Haft ohne Urteil für 50 Guantanamo-Gefangene

Kommission warnt: Prozesse könnten platzen

  • Lesedauer: 2 Min.
Rund ein Viertel der knapp 200 verbliebenen Guantanamo-Insassen sollten aus Sicht einer staatlichen Sonderkommission der USA auch nach Schließung des Lagers ohne Prozess in Haft bleiben.

Washington (dpa/AFP/ND). Wie die »Washington Post« am vergangenen Freitag unter Berufung auf Regierungsbeamte berichtete, rät eine eigens eingesetzte Kommission des Justizministeriums, mindestens 110 der derzeit 196 Gefangenen freizulassen. 35 sollten unterdessen wegen Terrorverdachts vor Gericht gestellt werden. Die verbleibenden 50 sollten ohne Verfahren eingesperrt bleiben.

Der Zeitung zufolge ist es das erste Mal, dass die Regierung von Präsident Barack Obama klar beziffert, wie viele Gefangene sie für zu gefährlich hält, um sie freizulassen. Die Regierung will in diesen Fällen aber auch kein Verfahren, unter anderem deshalb nicht, weil die Betroffenen gewaltsamen Verhören ausgesetzt gewesen sein könnten und ein Gerichtsverfahren deshalb platzen könnte.

Menschenrechtler hatten in den vergangenen Jahren scharfe Kritik an der Praxis des damaligen Präsidenten George W. Bush geübt, Gefangene in Guantanamo ohne Verfahren unbefristet festzuhalten. Barack Obama wollte das weltweit kritisierte Lager eigentlich bis zum 22. Januar schließen. Wegen zahlreicher Rechts- und Sicherheitsbedenken wurde dieser Termin jedoch verschoben. Die Gefangenen sollen in ein Hochsicherheitsgefängnis in Illinois verlegt werden.
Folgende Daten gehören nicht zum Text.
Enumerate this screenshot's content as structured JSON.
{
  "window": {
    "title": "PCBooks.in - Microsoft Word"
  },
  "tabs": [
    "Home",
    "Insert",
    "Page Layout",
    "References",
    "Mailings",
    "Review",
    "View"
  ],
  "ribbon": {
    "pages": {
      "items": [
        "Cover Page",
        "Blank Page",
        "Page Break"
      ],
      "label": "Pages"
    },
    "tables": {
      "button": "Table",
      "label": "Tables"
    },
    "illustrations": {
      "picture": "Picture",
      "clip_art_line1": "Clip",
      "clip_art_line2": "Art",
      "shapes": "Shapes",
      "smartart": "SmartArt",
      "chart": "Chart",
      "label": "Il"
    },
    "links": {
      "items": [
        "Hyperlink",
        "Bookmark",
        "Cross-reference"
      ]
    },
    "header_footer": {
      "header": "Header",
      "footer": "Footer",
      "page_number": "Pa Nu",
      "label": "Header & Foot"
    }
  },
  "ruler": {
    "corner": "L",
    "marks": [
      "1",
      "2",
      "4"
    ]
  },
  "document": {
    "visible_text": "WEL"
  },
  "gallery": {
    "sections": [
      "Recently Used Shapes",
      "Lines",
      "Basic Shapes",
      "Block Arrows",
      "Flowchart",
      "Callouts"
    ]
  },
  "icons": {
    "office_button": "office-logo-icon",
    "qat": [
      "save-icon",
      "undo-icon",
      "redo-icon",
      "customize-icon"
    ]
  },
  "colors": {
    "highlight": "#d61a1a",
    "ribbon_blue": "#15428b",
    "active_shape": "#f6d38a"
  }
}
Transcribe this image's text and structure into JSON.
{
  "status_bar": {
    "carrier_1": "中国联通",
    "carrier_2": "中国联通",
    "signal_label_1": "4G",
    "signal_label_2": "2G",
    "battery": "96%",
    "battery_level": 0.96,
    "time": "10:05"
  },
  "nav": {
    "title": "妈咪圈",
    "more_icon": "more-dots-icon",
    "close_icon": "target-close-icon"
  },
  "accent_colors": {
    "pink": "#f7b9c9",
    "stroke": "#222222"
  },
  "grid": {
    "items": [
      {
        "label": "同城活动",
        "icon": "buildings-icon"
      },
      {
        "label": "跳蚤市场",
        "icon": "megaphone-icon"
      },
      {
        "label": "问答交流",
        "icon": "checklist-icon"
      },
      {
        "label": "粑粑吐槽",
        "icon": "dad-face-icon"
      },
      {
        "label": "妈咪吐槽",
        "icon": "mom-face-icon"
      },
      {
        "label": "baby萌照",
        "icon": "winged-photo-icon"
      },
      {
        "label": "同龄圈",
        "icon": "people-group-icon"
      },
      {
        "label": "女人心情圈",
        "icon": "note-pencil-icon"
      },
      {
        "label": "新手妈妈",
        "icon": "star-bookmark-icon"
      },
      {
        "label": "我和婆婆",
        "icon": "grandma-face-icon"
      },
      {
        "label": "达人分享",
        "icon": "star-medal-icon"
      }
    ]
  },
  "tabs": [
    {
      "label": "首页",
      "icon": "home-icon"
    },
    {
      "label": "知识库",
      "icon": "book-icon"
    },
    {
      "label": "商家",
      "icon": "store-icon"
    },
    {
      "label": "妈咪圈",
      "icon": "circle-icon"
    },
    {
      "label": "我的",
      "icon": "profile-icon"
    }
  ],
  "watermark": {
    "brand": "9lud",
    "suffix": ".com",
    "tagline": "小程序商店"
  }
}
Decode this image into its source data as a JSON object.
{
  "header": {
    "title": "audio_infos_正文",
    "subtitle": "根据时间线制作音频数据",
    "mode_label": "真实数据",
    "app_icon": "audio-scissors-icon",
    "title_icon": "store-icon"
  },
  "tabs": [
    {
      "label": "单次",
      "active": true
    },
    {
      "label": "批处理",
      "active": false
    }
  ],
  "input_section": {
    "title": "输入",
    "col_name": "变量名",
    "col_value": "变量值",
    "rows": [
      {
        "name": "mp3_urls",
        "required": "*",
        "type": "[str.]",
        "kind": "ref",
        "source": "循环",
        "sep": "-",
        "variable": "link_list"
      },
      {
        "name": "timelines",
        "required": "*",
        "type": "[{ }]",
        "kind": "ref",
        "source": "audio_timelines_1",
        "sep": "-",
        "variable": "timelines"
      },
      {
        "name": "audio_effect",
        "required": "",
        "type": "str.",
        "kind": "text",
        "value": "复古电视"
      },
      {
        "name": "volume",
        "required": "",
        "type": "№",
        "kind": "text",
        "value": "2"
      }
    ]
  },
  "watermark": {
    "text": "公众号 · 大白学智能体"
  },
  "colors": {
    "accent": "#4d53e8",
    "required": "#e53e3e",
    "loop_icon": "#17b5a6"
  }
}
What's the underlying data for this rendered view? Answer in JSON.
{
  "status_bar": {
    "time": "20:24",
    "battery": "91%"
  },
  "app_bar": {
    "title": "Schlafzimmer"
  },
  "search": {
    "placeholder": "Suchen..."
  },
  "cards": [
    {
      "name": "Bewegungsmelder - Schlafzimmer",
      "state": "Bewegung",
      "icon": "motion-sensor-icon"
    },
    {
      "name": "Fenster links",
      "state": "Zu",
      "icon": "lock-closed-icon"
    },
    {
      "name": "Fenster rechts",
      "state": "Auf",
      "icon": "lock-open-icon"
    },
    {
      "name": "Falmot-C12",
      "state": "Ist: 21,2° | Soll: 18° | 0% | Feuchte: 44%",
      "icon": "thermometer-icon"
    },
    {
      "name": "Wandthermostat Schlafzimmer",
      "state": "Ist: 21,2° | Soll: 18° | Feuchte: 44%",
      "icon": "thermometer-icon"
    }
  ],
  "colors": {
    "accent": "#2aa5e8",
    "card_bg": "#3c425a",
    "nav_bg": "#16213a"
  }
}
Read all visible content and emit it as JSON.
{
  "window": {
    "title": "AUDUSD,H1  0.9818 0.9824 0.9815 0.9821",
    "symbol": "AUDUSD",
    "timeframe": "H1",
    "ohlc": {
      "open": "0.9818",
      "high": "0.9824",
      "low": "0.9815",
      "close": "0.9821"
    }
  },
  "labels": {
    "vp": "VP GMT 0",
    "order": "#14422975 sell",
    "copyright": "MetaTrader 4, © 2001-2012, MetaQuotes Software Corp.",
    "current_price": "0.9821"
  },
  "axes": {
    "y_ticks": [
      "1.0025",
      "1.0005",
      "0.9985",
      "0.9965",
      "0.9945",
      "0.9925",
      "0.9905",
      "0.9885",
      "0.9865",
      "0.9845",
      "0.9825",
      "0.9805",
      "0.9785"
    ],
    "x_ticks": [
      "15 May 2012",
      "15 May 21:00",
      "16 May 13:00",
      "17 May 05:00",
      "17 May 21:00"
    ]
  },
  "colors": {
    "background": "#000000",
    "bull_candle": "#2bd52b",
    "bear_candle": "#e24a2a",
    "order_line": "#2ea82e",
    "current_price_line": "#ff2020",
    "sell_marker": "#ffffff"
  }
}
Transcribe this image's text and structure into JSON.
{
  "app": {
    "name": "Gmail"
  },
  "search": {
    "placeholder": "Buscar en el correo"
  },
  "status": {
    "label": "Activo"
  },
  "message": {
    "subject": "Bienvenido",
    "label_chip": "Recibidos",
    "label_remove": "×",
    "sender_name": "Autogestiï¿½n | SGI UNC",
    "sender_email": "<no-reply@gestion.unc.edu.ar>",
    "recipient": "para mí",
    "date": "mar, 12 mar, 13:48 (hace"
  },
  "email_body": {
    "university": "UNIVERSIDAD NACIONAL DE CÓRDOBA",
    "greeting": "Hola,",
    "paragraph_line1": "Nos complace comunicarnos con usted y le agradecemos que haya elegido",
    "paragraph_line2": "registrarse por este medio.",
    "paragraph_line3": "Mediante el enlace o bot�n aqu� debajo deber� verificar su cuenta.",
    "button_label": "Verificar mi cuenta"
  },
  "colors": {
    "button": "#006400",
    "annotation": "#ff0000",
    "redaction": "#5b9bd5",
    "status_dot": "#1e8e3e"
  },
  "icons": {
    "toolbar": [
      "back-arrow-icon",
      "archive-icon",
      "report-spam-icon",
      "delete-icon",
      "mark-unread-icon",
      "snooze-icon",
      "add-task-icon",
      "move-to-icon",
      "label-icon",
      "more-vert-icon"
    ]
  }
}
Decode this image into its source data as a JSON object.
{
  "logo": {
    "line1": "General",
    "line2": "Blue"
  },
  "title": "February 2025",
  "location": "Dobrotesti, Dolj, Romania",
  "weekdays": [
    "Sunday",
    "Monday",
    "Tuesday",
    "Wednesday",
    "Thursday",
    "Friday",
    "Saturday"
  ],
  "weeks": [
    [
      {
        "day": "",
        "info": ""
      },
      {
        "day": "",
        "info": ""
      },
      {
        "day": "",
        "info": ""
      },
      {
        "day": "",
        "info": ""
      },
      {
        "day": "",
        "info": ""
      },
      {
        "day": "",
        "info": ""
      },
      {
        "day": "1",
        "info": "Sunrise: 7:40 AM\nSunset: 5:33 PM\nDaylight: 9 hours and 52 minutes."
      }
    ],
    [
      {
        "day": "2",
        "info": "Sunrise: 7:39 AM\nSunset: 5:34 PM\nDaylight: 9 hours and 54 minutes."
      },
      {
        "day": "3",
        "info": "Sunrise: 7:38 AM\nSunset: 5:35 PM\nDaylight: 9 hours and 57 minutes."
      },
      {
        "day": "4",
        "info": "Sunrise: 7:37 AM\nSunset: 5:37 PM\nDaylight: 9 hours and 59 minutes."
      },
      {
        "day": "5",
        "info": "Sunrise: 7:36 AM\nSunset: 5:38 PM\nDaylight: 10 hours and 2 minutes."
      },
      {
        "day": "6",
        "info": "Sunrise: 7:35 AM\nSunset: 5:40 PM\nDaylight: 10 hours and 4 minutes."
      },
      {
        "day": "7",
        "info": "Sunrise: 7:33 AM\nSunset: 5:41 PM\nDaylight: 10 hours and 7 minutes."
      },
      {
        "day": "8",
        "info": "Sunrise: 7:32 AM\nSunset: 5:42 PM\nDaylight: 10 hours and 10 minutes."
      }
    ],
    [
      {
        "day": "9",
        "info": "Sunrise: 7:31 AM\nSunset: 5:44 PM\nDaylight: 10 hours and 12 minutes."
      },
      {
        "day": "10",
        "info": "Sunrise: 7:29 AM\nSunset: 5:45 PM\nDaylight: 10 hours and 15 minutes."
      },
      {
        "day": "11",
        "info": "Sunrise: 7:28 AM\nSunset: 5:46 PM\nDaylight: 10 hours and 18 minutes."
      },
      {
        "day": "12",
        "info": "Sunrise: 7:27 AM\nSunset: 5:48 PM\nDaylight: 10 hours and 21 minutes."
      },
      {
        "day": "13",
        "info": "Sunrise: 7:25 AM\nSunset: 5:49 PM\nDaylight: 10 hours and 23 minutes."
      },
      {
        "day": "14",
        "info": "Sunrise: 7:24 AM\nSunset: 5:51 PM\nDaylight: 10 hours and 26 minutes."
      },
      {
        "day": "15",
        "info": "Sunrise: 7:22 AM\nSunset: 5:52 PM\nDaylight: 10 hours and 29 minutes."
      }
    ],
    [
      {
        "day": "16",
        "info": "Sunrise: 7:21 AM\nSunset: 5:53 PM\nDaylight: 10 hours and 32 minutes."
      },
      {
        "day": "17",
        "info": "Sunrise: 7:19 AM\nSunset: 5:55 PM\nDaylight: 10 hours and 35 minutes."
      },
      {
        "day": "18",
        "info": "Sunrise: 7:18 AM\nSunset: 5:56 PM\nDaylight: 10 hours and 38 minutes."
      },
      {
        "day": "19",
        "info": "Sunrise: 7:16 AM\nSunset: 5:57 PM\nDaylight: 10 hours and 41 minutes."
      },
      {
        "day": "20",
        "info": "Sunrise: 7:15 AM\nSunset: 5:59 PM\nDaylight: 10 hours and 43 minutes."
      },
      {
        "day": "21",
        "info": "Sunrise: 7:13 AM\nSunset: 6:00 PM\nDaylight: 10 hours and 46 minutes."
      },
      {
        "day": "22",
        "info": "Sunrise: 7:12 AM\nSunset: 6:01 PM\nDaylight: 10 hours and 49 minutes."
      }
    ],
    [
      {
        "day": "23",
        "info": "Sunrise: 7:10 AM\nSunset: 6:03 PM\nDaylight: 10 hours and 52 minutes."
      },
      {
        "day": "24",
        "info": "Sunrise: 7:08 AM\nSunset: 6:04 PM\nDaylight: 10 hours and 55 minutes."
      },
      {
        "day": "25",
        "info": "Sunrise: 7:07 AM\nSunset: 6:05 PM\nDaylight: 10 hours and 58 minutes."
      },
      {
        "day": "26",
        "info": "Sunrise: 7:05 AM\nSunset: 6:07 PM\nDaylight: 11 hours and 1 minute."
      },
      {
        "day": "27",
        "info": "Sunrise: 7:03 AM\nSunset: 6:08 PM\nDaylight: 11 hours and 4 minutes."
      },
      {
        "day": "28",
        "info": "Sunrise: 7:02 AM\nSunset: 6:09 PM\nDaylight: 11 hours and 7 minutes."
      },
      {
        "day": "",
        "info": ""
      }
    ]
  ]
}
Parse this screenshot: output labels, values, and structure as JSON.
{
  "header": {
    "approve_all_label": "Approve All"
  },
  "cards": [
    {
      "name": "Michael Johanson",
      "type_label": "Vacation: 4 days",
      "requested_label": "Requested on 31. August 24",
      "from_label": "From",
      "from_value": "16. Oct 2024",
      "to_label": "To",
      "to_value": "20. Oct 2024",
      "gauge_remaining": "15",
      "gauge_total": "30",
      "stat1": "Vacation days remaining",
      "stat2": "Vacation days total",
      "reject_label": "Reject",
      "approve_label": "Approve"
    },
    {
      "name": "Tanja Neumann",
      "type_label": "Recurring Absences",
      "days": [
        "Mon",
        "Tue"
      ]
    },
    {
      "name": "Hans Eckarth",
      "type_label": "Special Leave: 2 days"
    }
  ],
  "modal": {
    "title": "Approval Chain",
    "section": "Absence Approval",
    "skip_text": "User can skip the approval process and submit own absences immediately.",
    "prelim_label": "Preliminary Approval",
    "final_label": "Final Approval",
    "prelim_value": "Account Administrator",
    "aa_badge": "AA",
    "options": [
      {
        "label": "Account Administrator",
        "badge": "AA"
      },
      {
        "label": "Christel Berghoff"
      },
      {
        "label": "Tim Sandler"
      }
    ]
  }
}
Auch jetzt kritisierte der Direktor der Bürgerrechtsorganisation ACLU, Anthony Romero, in der »Washington Post«: »Es gibt in den USA keinen rechtlichen Rahmen, der uns erlaubt, Menschen ohne Anklage oder Verfahren endlos einzuschließen.« Die Zeitung zitierte jedoch einen Mitarbeiter der Obama-Regierung mit den Worten: »Wenn Politik auf die Realität trifft, kann das schmerzhaft sein.« Die Prüfung jedes einzelnen Falles in Guantánamo durch die Sonderkommission des Justizministeriums sei immerhin ein Fortschritt gegenüber der Politik des früheren Präsidenten Bush. »Es geht voran, und jetzt wird sehr viel planvoller und weniger zufällig verfahren, als es früher der Fall war«, sagte der Beamte.

Die Regierung hatte erst am Donnerstag die Überstellung zweier algerischer Insassen in ihr Heimatland bekanntgegeben. Seit 2002 wurden mehr als 570 Gefangene in mindestens 37 Länder überstellt. Im Oktober hatte der Kongress grünes Licht für die Verlegung von Häftlingen auf das amerikanische Festland gegeben, allerdings nur, um ihnen dort den Prozess zu machen. Einen Monat später entschied die Regierung, dass die mutmaßlichen Drahtzieher der Anschläge vom 11. September 2001 in New York vor Gericht gestellt werden sollen.